You’re all gonna be in this experimental film
And even though I can’t explain it
I already know how great it is

* – If you’d asked me when I was writing Flex, I’d have said it was a solo book – yet when I got to the end, I thought, “Well, maybe there’s more here.”  When I wrote The Flux, I said, “This is it, I’m putting everything I have into it, there will be nothing left,” yet when I got about 90% done, I thought, “Crap, there’s some threads I could explore.”
I am about 70% through Fix, and I swear to God this is all I have to say about the Tsabo-Dawson family, but I’ve thought that twice before so who fucking knows?

2 Comments

  1. Therin
    Nov 21, 2015

    MAN, posts like this are why I read your blog. I have a project I have all but given up on because of something like this.
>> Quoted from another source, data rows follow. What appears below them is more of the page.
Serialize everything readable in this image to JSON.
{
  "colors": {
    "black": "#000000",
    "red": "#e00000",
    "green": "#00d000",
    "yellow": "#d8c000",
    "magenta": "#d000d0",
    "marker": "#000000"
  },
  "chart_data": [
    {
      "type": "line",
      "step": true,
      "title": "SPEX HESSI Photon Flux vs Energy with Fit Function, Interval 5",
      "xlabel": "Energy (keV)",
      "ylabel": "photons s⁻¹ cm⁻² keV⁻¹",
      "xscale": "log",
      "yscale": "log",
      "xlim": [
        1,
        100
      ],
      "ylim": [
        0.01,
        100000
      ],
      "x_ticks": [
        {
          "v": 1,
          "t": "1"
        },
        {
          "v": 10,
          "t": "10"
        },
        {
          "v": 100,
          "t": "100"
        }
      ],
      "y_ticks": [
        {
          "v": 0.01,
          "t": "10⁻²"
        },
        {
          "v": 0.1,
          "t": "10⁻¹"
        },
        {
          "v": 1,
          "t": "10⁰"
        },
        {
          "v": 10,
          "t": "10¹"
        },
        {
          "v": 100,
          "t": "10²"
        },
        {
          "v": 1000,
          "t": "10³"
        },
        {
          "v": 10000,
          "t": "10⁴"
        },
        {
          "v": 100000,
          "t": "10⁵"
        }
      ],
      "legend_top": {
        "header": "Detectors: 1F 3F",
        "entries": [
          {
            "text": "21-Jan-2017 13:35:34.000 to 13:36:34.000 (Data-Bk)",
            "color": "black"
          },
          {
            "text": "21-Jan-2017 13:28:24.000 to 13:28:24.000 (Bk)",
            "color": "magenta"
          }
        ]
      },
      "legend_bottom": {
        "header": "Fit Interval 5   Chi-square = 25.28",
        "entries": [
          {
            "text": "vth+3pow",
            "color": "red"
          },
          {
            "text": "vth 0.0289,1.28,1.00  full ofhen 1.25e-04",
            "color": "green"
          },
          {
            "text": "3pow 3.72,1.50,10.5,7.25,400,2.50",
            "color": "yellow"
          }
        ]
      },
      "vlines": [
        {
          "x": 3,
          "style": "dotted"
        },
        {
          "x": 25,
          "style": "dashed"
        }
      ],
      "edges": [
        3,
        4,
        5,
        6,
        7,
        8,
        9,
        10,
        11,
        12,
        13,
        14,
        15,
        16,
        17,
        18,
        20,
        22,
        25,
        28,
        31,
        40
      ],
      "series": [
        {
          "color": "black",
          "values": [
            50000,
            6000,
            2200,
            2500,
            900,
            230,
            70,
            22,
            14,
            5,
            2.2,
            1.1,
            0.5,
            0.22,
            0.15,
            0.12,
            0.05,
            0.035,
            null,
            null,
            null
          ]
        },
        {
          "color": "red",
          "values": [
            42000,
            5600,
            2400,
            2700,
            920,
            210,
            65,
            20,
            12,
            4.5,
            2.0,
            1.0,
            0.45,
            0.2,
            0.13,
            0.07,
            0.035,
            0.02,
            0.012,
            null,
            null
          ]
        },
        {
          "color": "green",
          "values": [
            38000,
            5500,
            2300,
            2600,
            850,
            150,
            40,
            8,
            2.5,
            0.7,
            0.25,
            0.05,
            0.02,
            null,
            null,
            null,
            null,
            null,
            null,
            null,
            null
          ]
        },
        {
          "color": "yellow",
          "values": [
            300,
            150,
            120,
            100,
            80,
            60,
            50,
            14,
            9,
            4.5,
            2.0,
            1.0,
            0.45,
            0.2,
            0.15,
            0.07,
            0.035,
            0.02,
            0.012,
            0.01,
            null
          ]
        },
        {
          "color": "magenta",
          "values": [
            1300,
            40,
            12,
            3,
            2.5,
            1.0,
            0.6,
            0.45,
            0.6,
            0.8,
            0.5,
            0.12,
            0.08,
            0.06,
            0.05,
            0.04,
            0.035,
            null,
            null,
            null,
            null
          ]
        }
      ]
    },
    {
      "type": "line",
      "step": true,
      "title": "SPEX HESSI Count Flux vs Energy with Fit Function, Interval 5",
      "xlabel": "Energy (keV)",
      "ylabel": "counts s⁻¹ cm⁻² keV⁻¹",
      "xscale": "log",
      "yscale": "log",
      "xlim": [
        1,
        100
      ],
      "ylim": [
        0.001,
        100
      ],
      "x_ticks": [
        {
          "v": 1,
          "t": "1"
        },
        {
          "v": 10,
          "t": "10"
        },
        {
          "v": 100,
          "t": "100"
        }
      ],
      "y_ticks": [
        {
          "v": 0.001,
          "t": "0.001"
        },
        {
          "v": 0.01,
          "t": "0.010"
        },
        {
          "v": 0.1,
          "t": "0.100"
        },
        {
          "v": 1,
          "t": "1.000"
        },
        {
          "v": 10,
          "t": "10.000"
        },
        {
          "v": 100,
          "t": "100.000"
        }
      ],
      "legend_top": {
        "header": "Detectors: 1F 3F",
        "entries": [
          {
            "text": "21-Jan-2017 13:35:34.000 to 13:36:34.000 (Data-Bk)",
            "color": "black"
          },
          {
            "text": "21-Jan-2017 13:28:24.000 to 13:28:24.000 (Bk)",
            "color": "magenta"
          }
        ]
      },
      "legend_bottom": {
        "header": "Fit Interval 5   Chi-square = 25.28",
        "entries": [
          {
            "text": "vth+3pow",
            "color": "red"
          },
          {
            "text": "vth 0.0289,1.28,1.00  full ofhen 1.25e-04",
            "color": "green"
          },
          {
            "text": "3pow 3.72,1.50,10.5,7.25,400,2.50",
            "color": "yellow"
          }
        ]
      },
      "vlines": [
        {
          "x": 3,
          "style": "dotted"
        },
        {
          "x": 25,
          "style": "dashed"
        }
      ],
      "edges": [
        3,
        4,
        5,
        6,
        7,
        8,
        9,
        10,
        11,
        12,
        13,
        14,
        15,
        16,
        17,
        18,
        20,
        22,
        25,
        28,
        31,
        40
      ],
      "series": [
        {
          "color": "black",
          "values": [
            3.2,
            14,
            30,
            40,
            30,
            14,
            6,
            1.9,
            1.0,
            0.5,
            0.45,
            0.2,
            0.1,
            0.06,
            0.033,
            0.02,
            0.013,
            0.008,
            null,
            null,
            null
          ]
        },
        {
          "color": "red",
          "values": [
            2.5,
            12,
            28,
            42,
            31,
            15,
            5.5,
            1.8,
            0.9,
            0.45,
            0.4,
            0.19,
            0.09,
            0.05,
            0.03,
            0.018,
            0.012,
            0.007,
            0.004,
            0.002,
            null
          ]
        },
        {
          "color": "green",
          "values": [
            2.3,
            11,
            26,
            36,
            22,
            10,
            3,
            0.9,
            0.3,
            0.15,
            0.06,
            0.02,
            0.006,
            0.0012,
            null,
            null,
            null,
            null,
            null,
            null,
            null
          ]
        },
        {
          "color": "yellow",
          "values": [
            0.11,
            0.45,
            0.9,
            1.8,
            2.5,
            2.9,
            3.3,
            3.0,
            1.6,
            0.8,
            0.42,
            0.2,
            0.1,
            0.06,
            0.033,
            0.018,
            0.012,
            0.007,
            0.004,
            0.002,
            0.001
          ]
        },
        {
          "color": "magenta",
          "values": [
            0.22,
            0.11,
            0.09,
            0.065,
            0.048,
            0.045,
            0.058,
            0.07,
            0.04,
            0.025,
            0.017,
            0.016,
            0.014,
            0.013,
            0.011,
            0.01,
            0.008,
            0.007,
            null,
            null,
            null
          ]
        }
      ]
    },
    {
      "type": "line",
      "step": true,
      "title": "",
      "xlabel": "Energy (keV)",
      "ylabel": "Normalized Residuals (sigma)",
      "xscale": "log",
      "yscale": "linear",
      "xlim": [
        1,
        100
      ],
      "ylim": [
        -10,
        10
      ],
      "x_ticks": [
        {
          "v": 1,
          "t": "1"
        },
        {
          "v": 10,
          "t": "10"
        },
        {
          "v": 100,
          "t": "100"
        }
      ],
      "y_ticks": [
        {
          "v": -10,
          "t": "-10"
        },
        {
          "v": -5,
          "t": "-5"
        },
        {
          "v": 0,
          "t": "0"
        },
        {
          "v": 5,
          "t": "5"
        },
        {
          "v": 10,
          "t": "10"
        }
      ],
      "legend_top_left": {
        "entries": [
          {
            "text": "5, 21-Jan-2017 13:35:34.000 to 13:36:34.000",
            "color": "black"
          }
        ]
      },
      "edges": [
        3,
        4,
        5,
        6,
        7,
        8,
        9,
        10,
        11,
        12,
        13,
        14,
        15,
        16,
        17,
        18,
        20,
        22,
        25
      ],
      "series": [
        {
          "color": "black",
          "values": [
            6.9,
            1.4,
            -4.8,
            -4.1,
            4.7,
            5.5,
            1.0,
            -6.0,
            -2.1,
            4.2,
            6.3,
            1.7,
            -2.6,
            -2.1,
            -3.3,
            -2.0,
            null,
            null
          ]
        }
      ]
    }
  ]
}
And I mean, I’m not surprised that the solution is probably “take the time to work it out, dumbass,” but it’s still good to hear.

  2. Twily
    Nov 21, 2015

    I am SO GLAD that Paul ended up the supercharged Radar O’Reilly (which, by the way, is just perfect) over a greedy politician. I’m sure it would’ve been a much different story with that character, but I love what Flex is (and I am seriously dying to get my hands on The Flux, but bills, alas) and while I COULD consider how the story would be different, I’m sure my vision of your alternate storyline wouldn’t be half as good your alternate vision, nevermind the vision that saw the light of day.
    I also really enjoy little windows like this into your creative process. I was talking with a friend the other day about writing process, and he’s big on outlines, where I’m not. I walked away from that conversation wondering if the fact that I don’t outline is why I only ever seem to write short fiction. The fact that you, too, know how it ends but don’t know how you get there gives me some hope. I’ll probably still have a crack at the outlining approach because, as I said to my friend, even if I deviate from the outline, at least it keeps me from rushing from point A to point Z, as I so often seem to do. But still. Hope. Thanks for that.